Esse é o medo de Beatriz Gonçalves da Costa, 23. Ela mora no aglomerado da Serra com o marido, que é motoboy, e as duas filhas, de 3 e 5 anos. Sem rede de apoio para ajudá-la com as crianças, Beatriz teve que sair do emprego de recepcionista. A partir disso, as contas passaram a não fechar mais na casa dela. “Às vezes acontece de não termos dinheiro para ir ao sacolão e as crianças ficam sem frutas e legumes. O arroz e o feijão temos ganhado de um coletivo. Mas abrimos mão do que for preciso para manter as crianças alimentadas”, diz.

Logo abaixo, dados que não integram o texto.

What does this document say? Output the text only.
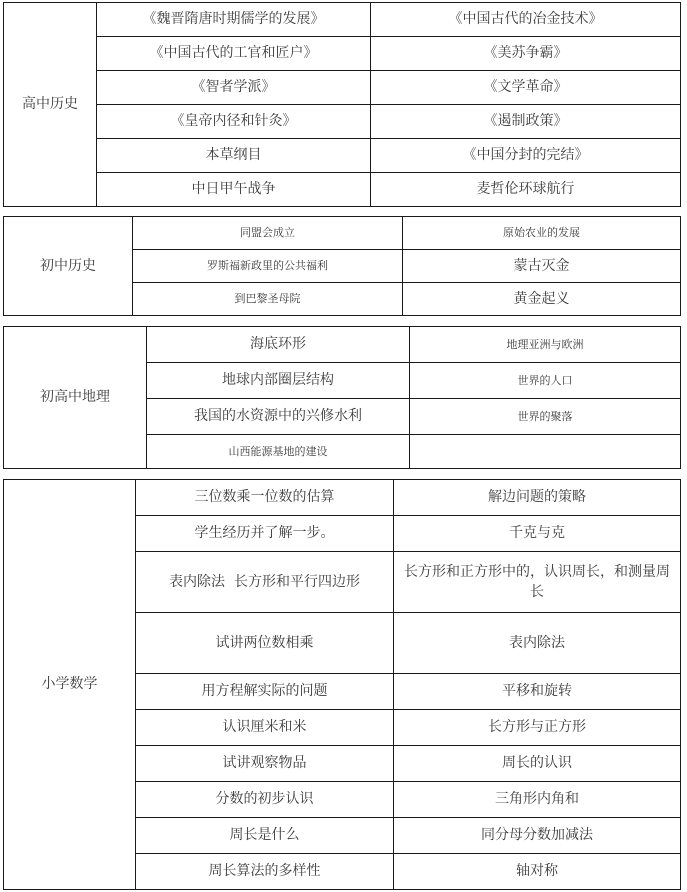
高中历史	《魏晋隋唐时期儒学的发展》	《中国古代的冶金技术》
	《中国古代的工官和匠户》	《美苏争霸》
	《智者学派》	《文学革命》
	《皇帝内径和针灸》	《遏制政策》
	本草纲目	《中国分封的完结》
	中日甲午战争	麦哲伦环球航行
初中历史	同盟会成立	原始农业的发展
	罗斯福新政里的公共福利	蒙古灭金
	到巴黎圣母院	黄金起义
初高中地理	海底环形	地理亚洲与欧洲
	地球内部圈层结构	世界的人口
	我国的水资源中的兴修水利	世界的聚落
	山西能源基地的建设	
小学数学	三位数乘一位数的估算	解边问题的策略
	学生经历并了解一步。	千克与克
	表内除法  长方形和平行四边形	长方形和正方形中的，认识周长，和测量周长
	试讲两位数相乘	表内除法
	用方程解实际的问题	平移和旋转
	认识厘米和米	长方形与正方形
	试讲观察物品	周长的认识
	分数的初步认识	三角形内角和
	周长是什么	同分母分数加减法
	周长算法的多样性	轴对称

A subsecretária de Segurança Alimentar e Nutricional da Prefeitura de BH, Darklane Rodrigues, explica que o cenário já esteve pior. “A pandemia representou um grande desafio. Ainda consideramos o impacto dela, mas também vivenciamos nos últimos anos, nacionalmente, a redução do emprego e dos investimentos em políticas sociais, o que explica a situação”, diz. Para reverter o quadro, a PBH lançou um Plano de Combate à Fome, com ações como a distribuição de cestas básicas. A prefeitura tem como base dados do Instituto Brasileiro de Geografia e Estatística (IBGE) que apontam 1,7% das residências da cidade com insegurança alimentar grave. Se cada casa tiver pelo menos um morador, são no mínimo 43 mil pessoas passando fome. Em Minas Gerais, são 2,6% da população.

Escassez no país é histórica e tem várias causas
As crises sanitária e econômica recentes explicam o retorno do Brasil para o Mapa da Fome da ONU, de onde havia saído em 2014. Porém, a escassez no país não é um problema atual e, por ser estrutural, demanda políticas públicas para ser erradicada, como explicam os especialistas.

A socióloga e professora do Centro de Desenvolvimento e Planejamento Regional da Faculdade de Ciências Econômicas da UFMG, Danielle Fernandes, explica que a fome nasce junto com a falta de recursos, fruto de desigualdades sociais. Para ela, sem acesso à saúde, à educação e à alimentação de qualidade, dificilmente os ciclos de pobreza podem ser rompidos. “O passado estrutural é muito forte”, explica.

Subsecretária de Segurança Alimentar e Nutricional da Prefeitura de Belo Horizonte, Darklane Rodrigues concorda: “A fome é sociológica, e não biológica. As tomadas de decisão construídas pela sociedade levam a situações de acesso e falta de acesso. As experiências que temos em BH nos mostram que não é possível acabar com a fome apenas com políticas públicas, mas que é possível reduzir a insegurança alimentar grave ao gerar empregos e oportunidades”, diz. O investimento em segurança alimentar em BH foi de R$ 136,7 milhões em 2023.